The clothing worn by men was less complicated than the wide range of outfits worn by women, with fewer options, colours and decorations to choose from. They still had different outfits for day and evening wear, depending on where they were going and what they were doing, but life was somewhat simpler for the average Regency gentleman regarding fashion.

However, what was fashionable and what was not could change just as often. The favoured size, design and number of buttons on a coat or waistcoat could alter on a monthly basis, as did whether a coat had a silk lining or no lining at all. Some changes might be limited to the size of a button, the cut of a collar or the length or width of the coat's skirts or tails.

"I asked my tailor one day, who is a sensible man in his way, who invented the fashions. "Why, sir," said he, "I believe it is the young gentlemen who walk in Bond-street. They come to me, and give me orders for a new cut, and perhaps it takes, and perhaps it does not. It is all fancy you know, sir."
[Letters from England, vol 2, by Robert Southey, writing as Manuel Álvarez Espriella, pub. 1814]

Despite these frequent changes, older gentlemen or men who lived in the countryside, out of the glare of the Haut Ton, were not expected to keep up with the latest fashions.


Components of a male wardrobe

"Q. How was Thistlewood dressed on that day?
A. He had got a long great coat, a blue coat, white pantaloons, and top boots; a long brown great coat.
Q Pantaloons and top boots?
A. No, not pantaloons; white small cloathes and top boots."
[The Trial of James Watson, by William Brody Gurney, pub. 1816]

There was a minimum level of dress for a man that was considered respectable. One charitable endowment in Oundle, Northamptonshire that provided bedrooms for seven old men, gave those men a new set of clothing each year. The clothing consisted of a "hat, coat, waistcoat, a pair of breeches, two shirts, one pair of stockings, and one pair of shoes." The working poor would aim for that level of clothing at least, even if they had to buy it second-hand.
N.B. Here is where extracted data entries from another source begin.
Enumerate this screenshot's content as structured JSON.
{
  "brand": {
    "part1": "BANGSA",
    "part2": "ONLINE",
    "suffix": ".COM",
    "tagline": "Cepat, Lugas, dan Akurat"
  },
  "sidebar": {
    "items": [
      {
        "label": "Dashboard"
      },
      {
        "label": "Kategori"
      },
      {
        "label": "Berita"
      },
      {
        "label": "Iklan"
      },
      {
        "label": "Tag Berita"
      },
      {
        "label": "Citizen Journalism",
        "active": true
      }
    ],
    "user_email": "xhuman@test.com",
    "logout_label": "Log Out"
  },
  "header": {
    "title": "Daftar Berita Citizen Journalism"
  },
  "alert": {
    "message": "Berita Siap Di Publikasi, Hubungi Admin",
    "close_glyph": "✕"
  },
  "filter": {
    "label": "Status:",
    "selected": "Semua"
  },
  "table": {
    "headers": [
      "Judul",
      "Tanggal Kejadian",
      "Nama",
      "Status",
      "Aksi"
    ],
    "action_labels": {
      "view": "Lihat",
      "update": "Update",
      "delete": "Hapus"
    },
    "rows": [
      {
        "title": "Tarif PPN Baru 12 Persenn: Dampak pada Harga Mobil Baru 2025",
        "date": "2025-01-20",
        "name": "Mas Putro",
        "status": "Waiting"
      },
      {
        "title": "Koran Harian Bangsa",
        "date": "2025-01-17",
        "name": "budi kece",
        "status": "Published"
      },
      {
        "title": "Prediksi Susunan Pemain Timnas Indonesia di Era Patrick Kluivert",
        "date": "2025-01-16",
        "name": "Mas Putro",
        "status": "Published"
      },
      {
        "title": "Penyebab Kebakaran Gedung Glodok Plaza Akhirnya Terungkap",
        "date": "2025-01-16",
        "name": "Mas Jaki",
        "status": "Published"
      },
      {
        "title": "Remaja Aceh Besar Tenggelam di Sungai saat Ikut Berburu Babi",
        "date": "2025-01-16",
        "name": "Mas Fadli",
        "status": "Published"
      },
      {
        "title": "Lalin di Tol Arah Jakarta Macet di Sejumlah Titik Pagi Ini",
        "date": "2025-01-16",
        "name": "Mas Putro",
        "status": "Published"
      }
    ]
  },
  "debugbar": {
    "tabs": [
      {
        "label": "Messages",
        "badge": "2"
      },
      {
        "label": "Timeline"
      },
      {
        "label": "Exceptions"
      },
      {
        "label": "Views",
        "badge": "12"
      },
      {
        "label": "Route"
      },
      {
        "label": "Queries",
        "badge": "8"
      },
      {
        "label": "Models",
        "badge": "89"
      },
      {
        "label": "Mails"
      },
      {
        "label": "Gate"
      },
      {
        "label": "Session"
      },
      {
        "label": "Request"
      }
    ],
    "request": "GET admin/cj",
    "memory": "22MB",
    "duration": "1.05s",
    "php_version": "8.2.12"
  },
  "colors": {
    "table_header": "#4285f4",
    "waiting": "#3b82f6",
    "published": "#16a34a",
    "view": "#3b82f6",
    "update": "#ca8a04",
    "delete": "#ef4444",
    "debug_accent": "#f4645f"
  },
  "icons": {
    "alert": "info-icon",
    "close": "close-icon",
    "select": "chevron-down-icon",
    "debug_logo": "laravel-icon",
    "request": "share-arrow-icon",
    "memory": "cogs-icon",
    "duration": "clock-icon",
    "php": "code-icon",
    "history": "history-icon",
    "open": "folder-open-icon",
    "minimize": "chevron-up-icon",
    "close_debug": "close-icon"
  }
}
This list of items was almost identical to the clothes worn by all gentlemen of the day. Every outfit would have included a shirt, some sort of neckwear and a waistcoat, a coat, then either breeches and stockings or pantaloons, with either shoes or boots. The difference between rich and poor would have been in the quality and cost of each item.

How many items of clothing a gentleman owned would depend on his financial situation. This description comes from an article titled "Observations on the Prevailing Customs, Dress &c. of the Inhabitants of Great Britain":

"A young lady, a friend of mine, has been kind enough to favour me with the following particulars respecting the dress, &c., of her brother, who is considered by no means extravagant in his wardrobe. "I found," says she, "no less than fourteen pairs of small-clothes of different shapes and colours, one pair in particular so wide that, for the jokes' sake I absolutely crept down one leg but so long, that I thought I should never have arrived at the bottom. ... Of the waistcoat tribe I found nearly twenty species of various colours, but differing in form only about the collar. Of coats there were but six, the distance from the collar to the waist buttons varying from ten to fourteen inches. Of the cravats I took no particular account, some were white and some coloured, and most of them carefully starched."